MR G.V. KRISHNA REDDY (left), Chairman, Mumbai International Airport Pvt Ltd, and Mr Sanjat Reddy, Managing Director, at a press conference in Mumbai on Wednesday. Paul Noronha
Mumbai , June 14 Mumbai International Airport Pvt Ltd (MIAL), the 74:26 joint venture between the GVK-SA Consortium and Airports Authority of India (AAI), managing airport operations here since May 3, would invest at least Rs 7,000 crore over the next 20 years to modernise facilities. The overall estimate could become higher; Rs 5,800 crore over the next seven years being a better determined figure for the present. "The funds have been tied up, investment won't be a problem at all," Mr G.V. Sanjay Reddy, Managing Director, MIAL, said at a press briefing today. The company has provided bank guarantee to the Government for the equity component in investment spanning seven years; it has also signed the first set of documents for debt.
Concession period
The concession period under the Operations Management and Development Agreement (OMDA), signed on May 3, is for 30 years and MIAL would be submitting a master plan covering 20 years of future airport operations in September. Many aspects of planned facilities, funding and mode of project execution would be clearer by then. Netherlands Airports Consultants BV (NACO) would lead the process in airport design and master planning. Changi Airport, Singapore, would review the master plan. Human resource consulting firm Mercer, has come aboard to change management and HR strategy for MIAL, which has 2,600 employees.

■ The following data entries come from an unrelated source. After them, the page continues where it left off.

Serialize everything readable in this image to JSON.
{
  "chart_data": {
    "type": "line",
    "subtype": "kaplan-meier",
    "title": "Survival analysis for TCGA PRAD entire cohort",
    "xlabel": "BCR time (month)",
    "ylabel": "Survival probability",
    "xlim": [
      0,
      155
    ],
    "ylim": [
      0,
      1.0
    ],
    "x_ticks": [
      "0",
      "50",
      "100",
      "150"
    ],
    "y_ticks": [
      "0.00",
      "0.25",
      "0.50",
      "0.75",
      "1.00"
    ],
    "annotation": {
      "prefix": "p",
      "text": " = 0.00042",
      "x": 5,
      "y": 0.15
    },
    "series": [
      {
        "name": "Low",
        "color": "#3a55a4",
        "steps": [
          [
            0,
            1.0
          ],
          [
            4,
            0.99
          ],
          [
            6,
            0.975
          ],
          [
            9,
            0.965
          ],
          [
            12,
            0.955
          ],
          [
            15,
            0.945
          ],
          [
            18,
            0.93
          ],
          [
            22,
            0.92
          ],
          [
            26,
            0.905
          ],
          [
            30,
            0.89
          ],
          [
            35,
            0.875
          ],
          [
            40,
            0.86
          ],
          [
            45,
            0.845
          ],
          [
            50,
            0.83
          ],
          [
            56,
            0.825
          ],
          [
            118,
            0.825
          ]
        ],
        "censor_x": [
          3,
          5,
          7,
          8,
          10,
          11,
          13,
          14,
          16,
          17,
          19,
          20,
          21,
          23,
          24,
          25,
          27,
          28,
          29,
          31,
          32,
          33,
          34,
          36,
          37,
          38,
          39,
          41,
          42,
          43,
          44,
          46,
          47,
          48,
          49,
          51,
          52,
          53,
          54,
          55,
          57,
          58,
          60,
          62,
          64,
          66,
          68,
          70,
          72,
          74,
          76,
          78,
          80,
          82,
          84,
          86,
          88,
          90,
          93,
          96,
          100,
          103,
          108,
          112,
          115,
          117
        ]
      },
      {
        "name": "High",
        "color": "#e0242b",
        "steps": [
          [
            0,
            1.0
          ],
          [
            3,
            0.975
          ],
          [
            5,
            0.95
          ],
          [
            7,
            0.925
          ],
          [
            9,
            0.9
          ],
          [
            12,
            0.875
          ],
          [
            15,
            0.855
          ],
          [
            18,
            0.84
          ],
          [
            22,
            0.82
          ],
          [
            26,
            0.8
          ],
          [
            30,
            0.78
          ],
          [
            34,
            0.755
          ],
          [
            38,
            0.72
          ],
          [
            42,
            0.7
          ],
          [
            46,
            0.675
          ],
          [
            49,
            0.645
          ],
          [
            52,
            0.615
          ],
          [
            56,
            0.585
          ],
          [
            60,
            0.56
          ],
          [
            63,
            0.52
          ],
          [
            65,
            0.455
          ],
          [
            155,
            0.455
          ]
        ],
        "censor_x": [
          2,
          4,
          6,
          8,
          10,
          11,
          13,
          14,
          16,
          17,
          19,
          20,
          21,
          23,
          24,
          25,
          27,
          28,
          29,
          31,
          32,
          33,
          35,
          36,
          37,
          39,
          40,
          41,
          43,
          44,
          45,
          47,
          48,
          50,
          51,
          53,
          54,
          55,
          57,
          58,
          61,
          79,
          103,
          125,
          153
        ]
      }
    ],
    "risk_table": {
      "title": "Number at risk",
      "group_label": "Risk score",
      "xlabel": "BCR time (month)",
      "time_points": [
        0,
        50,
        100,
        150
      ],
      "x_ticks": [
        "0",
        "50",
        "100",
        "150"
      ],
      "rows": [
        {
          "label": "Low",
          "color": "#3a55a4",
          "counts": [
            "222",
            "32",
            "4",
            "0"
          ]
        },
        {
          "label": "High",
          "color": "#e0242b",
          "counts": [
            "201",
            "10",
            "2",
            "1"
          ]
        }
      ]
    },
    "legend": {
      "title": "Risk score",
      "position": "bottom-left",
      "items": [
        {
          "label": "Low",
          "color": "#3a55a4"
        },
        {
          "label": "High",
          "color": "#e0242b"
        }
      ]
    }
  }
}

The OMDA requires MIAL to run the city's Chhatrapati Shivaji International Airport (CSIA) with existing staff and train them to international standards. Mr Reddy cautioned that while the city was justified in having high hopes for CSIA, they should be "reasonable expectations" as the way ahead was most challenging. The situation best summed up in CSIA's description as "city-locked", its meagre area heavily encroached upon, a village in the middle, a river prone to flooding on the periphery and some of the city's biggest drains passing right through it.
Available acerage
Deducting for colonies et al, actual acreage available is just 1,450 acres, as against 5,000 acres in Delhi and 5,500 acres for the proposed new airport in Hyderabad. "Future development is very dependent on utilising this minimum amount of land and getting the maximum out of it," he said. Airport development would be in three phases, the first being a 100-day plan to improve facilities in select areas. Second phase involves upgrading the existing terminals, 1A and 1B. Long-term plans include a new single terminal at Sahar for domestic and international operations (which would free up existing terminals at Santa Cruz for low cost airlines) and a new cargo facility. According to Mr Reddy, 37.8 per cent of revenues would be shared with the AAI.
Air traffic
CSIA accounts for 37 per cent of India's air traffic. It saw over 1.76 crore passengers last year and handles some 490,000 tonnes of cargo annually. Given the pace of growth, future infrastructure would require a second parallel runway despite space constraint. "We will have to rehabilitate the surrounding slums if we are to make the second runway. That will have to be done," he said. Though airport capacity is a function of aircraft size, the number of peak hours and the number of aircraft movements that ATCs can handle, it is estimated that sans second runway the maximum capacity at Mumbai would be 25-27 million passengers. "We would like to build capacity of 40 million," Mr Reddy said. The second runway would need relocation of several aircraft hangars, among them facilities belonging to Air India, Jet Airways and large corporate houses like Reliance and Tata. Mr Reddy said that as per the OMDA, MIAL had the first right of refusal for developing the proposed new airport in Navi Mumbai. Though MIAL would have to go through the bidding scheme, should it fall 10 per cent short of the highest bid it would enjoy the right to revise and match the offer.